In 2009 allegations were made of malpractice within the Personal Search Industry. The allegations were mainly made by opponents of the industry and were that the reports prepared by Personal Search Companies were inferior in quality to council searches and more widespread concern that certain firms were knowingly not buying all the required data or failing to access legitimate sources of information. In October, November and December 2009 the PCCB (Property Codes Compliance Board) carried out thorough investigations of its Code Subscribers with regards to these allegations.
Frank Finch of the PCCB today made the following statement:
‘In summary, the enquiry found no evidence to support the allegation of widespread non-compliance. Rather it confirmed that the searches sampled were substantially compliant with the relevant regulations and with the Search Code.’

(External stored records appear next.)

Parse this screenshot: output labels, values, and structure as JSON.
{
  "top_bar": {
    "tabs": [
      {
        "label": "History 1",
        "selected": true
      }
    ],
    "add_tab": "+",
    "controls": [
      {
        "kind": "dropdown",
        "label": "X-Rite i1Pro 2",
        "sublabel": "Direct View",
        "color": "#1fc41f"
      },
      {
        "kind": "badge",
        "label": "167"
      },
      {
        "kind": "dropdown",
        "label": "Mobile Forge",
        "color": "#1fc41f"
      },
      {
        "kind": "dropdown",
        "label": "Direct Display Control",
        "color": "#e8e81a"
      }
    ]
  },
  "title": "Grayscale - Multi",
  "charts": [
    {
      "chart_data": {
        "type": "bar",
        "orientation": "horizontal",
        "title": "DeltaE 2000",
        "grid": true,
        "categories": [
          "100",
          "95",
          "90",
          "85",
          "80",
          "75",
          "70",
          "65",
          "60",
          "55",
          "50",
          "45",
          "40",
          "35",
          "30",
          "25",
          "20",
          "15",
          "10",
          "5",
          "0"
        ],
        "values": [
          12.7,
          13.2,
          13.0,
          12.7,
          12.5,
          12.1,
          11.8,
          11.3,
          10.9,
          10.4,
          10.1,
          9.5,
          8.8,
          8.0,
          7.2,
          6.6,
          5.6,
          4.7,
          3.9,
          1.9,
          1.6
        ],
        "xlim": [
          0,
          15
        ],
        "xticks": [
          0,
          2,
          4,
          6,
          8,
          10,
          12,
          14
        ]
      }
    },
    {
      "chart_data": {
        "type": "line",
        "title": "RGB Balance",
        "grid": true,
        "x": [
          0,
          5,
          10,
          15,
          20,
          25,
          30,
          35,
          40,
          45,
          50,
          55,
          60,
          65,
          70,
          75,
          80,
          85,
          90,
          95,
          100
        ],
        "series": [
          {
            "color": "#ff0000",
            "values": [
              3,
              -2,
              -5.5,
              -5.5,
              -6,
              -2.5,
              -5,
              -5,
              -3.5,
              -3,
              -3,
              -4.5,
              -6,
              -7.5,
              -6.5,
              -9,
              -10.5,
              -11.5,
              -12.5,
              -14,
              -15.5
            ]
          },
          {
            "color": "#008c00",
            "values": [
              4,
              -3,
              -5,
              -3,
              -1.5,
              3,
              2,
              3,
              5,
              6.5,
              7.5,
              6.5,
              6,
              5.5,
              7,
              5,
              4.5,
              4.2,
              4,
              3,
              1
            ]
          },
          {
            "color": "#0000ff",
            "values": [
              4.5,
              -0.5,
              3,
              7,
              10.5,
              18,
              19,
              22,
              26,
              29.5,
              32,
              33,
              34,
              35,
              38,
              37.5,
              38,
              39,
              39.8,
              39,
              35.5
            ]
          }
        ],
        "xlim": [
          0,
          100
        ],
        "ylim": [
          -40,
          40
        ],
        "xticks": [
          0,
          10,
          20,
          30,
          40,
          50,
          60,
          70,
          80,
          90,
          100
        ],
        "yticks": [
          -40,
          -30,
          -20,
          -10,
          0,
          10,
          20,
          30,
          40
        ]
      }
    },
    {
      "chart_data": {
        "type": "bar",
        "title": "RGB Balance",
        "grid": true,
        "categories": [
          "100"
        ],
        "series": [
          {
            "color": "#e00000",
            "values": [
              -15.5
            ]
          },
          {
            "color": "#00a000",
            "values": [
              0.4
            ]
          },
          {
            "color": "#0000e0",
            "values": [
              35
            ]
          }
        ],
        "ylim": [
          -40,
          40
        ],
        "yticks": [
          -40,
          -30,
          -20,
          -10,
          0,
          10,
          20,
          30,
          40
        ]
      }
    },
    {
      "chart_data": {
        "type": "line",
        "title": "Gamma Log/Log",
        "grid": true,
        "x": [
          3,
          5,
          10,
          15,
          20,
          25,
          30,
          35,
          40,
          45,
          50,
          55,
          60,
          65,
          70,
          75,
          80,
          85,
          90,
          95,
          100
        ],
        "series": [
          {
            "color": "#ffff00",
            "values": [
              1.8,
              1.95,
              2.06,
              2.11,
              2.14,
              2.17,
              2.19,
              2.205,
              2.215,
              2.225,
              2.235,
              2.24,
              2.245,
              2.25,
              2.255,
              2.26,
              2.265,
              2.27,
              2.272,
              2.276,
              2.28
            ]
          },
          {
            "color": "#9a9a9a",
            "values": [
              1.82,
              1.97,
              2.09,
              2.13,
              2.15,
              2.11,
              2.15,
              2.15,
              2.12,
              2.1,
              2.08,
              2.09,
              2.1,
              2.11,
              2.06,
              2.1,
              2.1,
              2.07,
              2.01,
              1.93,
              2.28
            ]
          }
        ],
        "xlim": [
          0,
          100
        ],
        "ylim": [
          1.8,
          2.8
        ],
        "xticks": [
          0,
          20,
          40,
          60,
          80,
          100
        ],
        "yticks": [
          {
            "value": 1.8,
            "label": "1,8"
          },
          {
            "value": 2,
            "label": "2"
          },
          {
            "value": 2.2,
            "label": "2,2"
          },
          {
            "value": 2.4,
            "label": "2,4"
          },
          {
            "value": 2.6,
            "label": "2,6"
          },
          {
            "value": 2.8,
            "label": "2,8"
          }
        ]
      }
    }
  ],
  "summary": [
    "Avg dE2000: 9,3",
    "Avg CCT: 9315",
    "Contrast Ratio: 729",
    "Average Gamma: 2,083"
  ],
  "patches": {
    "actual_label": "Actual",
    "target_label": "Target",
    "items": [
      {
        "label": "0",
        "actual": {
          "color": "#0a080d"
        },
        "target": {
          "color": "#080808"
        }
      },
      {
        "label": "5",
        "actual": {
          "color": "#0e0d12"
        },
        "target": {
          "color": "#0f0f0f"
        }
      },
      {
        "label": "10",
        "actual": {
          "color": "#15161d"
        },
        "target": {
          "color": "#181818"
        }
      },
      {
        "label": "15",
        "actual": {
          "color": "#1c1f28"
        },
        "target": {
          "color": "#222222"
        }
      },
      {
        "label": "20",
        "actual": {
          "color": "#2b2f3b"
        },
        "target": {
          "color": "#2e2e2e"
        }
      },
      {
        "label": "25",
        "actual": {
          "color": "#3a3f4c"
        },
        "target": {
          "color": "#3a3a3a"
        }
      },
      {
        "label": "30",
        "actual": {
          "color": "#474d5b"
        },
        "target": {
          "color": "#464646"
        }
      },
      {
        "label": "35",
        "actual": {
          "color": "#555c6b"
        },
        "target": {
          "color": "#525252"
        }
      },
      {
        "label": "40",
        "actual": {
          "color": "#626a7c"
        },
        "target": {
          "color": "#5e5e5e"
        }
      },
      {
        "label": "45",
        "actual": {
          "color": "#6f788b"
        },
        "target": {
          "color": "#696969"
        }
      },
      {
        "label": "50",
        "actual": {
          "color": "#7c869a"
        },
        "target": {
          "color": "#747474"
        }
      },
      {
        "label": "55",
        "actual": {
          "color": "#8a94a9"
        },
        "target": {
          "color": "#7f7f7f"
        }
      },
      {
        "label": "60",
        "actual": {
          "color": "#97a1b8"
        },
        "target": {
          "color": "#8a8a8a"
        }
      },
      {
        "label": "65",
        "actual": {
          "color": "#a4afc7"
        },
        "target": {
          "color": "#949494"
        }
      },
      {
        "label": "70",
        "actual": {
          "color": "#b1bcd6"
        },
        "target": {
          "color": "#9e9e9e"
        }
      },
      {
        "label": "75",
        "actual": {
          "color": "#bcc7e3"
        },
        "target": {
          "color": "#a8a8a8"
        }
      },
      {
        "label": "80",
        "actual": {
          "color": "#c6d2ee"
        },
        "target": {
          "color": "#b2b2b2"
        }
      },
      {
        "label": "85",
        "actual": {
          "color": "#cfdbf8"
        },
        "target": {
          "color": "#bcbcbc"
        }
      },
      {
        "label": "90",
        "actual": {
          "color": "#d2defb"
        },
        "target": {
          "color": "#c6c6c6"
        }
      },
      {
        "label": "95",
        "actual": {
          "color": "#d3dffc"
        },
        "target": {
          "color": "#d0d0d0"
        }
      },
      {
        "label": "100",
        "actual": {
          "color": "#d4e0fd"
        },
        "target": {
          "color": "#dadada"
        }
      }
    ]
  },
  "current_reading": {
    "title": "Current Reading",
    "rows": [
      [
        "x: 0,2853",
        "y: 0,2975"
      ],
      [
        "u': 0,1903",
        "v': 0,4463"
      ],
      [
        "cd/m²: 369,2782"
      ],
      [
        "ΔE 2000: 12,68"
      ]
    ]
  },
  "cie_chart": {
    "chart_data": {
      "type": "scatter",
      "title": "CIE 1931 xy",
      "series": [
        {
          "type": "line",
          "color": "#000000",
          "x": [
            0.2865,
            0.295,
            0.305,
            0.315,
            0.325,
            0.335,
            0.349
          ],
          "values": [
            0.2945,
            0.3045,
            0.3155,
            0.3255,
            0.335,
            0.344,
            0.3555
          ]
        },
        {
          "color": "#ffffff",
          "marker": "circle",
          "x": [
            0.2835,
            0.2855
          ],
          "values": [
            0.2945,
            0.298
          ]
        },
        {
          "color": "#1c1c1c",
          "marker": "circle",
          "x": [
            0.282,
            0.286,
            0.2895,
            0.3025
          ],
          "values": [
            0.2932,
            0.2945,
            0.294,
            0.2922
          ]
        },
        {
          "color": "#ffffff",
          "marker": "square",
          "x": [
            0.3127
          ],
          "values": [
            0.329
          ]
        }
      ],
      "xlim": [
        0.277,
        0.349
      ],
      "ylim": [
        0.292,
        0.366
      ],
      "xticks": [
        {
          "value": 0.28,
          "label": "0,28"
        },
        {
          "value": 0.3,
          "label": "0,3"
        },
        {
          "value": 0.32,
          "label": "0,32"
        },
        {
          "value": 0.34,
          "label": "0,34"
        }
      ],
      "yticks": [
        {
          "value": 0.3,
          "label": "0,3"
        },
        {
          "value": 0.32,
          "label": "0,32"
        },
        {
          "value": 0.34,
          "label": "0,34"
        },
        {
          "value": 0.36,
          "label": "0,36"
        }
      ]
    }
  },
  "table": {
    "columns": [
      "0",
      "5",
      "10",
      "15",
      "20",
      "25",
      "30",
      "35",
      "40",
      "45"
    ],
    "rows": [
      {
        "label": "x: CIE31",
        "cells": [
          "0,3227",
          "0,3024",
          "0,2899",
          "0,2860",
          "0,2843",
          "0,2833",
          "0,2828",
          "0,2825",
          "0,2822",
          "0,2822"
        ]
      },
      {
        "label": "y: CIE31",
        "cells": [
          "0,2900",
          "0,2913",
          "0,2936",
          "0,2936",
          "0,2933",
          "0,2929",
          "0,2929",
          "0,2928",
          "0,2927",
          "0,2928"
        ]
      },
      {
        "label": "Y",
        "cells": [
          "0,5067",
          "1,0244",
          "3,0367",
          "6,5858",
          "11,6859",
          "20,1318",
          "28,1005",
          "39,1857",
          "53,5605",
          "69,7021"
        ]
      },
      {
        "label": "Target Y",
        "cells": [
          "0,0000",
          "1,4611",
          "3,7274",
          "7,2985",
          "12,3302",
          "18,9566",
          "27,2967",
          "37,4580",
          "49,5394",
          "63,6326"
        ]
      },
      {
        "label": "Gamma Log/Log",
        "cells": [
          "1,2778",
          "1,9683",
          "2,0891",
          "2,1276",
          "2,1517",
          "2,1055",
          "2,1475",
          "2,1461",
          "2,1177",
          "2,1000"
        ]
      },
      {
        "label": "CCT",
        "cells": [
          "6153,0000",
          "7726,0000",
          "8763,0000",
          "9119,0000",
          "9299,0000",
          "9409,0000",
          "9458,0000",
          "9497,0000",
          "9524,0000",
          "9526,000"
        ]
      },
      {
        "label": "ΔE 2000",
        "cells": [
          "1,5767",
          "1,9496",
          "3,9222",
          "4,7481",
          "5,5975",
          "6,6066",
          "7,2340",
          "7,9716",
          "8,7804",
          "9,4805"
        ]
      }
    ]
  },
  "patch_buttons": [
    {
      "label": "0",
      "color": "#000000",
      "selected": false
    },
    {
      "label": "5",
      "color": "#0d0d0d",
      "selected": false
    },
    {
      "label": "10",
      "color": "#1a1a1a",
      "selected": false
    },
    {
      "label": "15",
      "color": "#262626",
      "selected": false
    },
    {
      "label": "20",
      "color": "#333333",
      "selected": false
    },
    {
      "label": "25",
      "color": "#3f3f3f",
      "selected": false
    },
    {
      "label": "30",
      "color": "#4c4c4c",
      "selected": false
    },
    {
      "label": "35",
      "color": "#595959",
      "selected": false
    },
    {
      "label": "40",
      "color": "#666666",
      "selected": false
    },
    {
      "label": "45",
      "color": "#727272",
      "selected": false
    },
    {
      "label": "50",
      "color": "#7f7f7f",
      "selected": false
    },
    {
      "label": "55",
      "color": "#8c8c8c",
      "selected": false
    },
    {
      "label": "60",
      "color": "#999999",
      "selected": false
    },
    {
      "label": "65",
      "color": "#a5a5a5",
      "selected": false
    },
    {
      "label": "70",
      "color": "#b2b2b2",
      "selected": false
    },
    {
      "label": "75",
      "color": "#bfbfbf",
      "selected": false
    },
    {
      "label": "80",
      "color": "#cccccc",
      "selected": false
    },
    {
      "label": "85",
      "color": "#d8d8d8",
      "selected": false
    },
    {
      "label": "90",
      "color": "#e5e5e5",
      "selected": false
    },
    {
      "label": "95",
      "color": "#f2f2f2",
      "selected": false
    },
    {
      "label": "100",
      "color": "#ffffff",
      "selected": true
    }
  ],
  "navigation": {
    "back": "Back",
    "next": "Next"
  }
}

A total of 58 searches, comprising 900 questions were scrutinised, with errors being found in just 3% of answers and none of these related to the substantive allegations that data was either missing or inappropriate data was being used.
Finch went on to comment on the errors by saying that they
‘Appear to result from a lack of diligence rather than deliberate attempts to short-circuit the provisions in the Code. This is borne out by the fact that these failings featured in searches conducted by both personal search firms and local authorities in roughly equal measure.’
In fact, over half of all errors or omissions identified in the exercise related to local authority reports.